In those reports that support this association, the prevalence of both primary open angle and normal tension glaucoma among the SAS population ranged from 5.9% to 12.9% [4, 7, 8, 23]. Contrary to these reports, Geyer et al. reported that the prevalence of glaucoma in SAS was similar to that in the general population [25]. Despite the fact that the link between SAS and glaucoma has been investigated with contradictory results, the prevalence of glaucoma among SAS patients in Poland was significantly higher than expected in a regular Caucasian population (1.7-3.0%) [25-27].

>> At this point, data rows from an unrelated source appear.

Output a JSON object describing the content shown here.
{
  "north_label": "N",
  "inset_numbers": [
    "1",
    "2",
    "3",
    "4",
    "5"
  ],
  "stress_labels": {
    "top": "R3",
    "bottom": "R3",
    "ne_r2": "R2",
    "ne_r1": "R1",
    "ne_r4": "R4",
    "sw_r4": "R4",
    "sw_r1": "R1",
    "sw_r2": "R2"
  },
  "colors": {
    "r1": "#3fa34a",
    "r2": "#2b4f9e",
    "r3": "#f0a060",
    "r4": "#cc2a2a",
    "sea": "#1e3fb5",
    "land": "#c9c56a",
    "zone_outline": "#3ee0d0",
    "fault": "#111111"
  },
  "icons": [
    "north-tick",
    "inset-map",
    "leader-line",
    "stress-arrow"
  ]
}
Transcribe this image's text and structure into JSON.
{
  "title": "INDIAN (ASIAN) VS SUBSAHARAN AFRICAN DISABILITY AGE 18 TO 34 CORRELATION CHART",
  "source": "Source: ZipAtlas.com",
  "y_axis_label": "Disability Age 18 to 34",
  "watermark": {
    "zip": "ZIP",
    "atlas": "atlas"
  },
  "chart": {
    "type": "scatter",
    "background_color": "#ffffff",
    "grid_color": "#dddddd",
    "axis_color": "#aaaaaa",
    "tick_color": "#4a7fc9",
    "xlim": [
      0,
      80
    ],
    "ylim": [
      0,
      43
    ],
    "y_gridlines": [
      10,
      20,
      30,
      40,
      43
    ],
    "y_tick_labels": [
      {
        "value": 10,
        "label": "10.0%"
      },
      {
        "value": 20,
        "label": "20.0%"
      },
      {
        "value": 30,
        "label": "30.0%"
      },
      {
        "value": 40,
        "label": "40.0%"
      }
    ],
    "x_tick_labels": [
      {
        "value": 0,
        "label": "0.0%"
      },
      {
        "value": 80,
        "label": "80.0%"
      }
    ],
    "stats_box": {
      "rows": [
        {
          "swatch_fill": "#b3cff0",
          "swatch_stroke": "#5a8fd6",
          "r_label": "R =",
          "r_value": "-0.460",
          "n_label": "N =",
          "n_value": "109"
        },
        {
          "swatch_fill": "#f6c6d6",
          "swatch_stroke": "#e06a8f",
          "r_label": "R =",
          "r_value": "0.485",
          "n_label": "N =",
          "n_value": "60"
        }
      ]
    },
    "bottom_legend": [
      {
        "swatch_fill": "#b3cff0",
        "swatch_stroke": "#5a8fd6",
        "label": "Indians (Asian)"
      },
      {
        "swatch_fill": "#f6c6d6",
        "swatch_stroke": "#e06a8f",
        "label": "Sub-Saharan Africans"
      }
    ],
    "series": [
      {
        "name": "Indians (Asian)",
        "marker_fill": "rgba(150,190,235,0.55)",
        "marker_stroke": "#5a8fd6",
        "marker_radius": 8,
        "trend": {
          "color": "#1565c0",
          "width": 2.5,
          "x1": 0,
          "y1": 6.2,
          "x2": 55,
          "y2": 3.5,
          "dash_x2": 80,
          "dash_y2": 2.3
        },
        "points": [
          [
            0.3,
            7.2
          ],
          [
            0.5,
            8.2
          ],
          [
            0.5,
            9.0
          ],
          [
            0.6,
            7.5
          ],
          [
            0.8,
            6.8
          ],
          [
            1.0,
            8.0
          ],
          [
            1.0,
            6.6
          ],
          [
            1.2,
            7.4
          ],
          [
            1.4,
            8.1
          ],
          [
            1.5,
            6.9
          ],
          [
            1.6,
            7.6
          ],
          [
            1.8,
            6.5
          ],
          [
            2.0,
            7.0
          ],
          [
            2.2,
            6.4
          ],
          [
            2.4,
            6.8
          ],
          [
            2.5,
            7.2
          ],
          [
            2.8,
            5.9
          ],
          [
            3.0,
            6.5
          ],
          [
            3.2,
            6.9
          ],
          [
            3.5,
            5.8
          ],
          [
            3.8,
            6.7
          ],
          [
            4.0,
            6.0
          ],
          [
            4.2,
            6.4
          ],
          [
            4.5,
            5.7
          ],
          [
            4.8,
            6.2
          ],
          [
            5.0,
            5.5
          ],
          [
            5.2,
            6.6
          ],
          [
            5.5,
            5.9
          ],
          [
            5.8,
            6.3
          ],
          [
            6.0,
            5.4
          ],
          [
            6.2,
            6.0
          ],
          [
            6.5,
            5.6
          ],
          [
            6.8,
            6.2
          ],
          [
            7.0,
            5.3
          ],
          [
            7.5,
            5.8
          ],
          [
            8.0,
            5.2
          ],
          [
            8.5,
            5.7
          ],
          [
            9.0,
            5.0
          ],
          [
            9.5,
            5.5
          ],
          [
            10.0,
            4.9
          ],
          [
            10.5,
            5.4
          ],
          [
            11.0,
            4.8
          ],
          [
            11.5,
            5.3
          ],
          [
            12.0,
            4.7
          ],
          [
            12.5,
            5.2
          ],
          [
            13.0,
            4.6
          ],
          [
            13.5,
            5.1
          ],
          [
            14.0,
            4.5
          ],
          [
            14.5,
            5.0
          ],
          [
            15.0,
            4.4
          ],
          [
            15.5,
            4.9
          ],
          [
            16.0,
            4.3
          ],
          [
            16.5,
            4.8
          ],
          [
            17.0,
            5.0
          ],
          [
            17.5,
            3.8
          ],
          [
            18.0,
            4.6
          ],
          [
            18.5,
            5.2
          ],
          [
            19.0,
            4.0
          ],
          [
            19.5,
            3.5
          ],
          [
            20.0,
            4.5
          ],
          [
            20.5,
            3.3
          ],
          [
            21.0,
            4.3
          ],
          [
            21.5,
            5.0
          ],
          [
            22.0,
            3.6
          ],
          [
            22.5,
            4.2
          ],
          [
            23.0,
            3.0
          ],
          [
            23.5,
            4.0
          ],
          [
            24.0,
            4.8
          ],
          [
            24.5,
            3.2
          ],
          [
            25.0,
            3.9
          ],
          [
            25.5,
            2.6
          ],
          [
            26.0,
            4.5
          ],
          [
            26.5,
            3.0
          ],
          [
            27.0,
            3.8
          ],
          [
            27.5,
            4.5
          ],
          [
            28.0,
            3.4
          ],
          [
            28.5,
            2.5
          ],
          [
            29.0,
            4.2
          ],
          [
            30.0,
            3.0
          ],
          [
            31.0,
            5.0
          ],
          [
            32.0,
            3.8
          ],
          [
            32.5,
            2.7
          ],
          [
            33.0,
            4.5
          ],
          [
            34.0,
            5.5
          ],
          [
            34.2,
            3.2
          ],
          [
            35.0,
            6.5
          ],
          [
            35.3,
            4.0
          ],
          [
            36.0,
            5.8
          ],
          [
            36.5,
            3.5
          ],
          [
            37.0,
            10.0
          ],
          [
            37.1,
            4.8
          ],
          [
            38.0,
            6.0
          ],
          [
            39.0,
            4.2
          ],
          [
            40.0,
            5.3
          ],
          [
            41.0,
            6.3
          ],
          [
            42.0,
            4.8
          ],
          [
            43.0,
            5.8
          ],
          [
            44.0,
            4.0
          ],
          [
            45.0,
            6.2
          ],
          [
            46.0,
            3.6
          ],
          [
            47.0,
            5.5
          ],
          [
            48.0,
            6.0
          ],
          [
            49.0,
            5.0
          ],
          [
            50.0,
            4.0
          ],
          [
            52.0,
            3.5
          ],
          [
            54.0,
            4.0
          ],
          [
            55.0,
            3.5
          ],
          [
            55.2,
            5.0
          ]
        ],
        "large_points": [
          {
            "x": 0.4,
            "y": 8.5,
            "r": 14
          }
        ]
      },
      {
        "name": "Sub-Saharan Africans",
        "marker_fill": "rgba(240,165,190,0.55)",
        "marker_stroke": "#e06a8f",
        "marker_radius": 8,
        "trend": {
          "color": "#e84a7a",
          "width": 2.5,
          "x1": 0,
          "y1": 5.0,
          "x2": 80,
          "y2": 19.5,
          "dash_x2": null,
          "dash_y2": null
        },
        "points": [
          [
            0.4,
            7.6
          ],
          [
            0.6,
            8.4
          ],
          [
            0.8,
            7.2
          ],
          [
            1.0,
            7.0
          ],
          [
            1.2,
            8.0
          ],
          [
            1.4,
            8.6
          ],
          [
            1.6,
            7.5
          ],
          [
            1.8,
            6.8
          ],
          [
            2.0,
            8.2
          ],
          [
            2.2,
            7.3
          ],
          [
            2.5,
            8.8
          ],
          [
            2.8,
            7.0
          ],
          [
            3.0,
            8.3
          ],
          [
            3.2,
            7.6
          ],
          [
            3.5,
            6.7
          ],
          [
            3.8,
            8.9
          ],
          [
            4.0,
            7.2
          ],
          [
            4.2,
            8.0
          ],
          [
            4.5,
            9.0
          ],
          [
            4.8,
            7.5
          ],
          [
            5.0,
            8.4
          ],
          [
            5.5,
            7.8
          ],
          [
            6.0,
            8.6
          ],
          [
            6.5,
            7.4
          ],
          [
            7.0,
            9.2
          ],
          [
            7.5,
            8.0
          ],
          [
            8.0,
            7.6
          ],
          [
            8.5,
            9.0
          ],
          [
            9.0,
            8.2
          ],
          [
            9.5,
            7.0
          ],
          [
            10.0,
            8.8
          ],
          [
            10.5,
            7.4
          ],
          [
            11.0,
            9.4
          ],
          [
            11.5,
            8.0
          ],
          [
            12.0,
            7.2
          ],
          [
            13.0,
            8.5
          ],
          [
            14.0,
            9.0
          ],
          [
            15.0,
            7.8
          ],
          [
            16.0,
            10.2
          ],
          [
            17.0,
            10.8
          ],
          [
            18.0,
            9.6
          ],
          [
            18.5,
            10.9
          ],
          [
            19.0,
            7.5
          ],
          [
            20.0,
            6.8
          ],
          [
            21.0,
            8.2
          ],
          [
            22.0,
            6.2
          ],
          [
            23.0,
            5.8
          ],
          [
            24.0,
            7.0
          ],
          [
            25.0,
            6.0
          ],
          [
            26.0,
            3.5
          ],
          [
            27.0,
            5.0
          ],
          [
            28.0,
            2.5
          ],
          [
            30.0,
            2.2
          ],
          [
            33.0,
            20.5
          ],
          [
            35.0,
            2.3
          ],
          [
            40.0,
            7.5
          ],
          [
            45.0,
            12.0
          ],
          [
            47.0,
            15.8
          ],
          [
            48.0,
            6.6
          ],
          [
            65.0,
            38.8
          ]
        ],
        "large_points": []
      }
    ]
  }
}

Some previously published studies revealed that patients’ respiratory disturbance index (RDI), i.e. the number of apnoeas experienced per hour, was positively correlated with IOP, visual field defects or decrease in the retinal fibre layer [4, 9, 10, 20]. Contrary to the above reports, in our study we did not find any statistically significant association between mean IOP, mean RNFL thickness and MD with sleep apnoea syndrome. Although other studies had higher numbers of patients, our results were in agreement with Geyer et al., who published a cross-sectional report involving 228 participants with SAS and did not find a correlation between RDI and IOP. Demographic analysis of the participants of our study revealed that only the AHI was significantly associated with body mass index. The lack of significance for the association of SAS with systemic hypertension is most likely due to the small number of subjects.

In conclusion, in our group of patients there was no correlation between pulsatile ocular blood flow and sleep apnoea syndrome. Although some previous studies found an association between IOP, MD, RNFL thickness and sleep apnoea syndrome, our study did not confirm that. However, a high prevalence of glaucoma was found among SAS patients in Poland.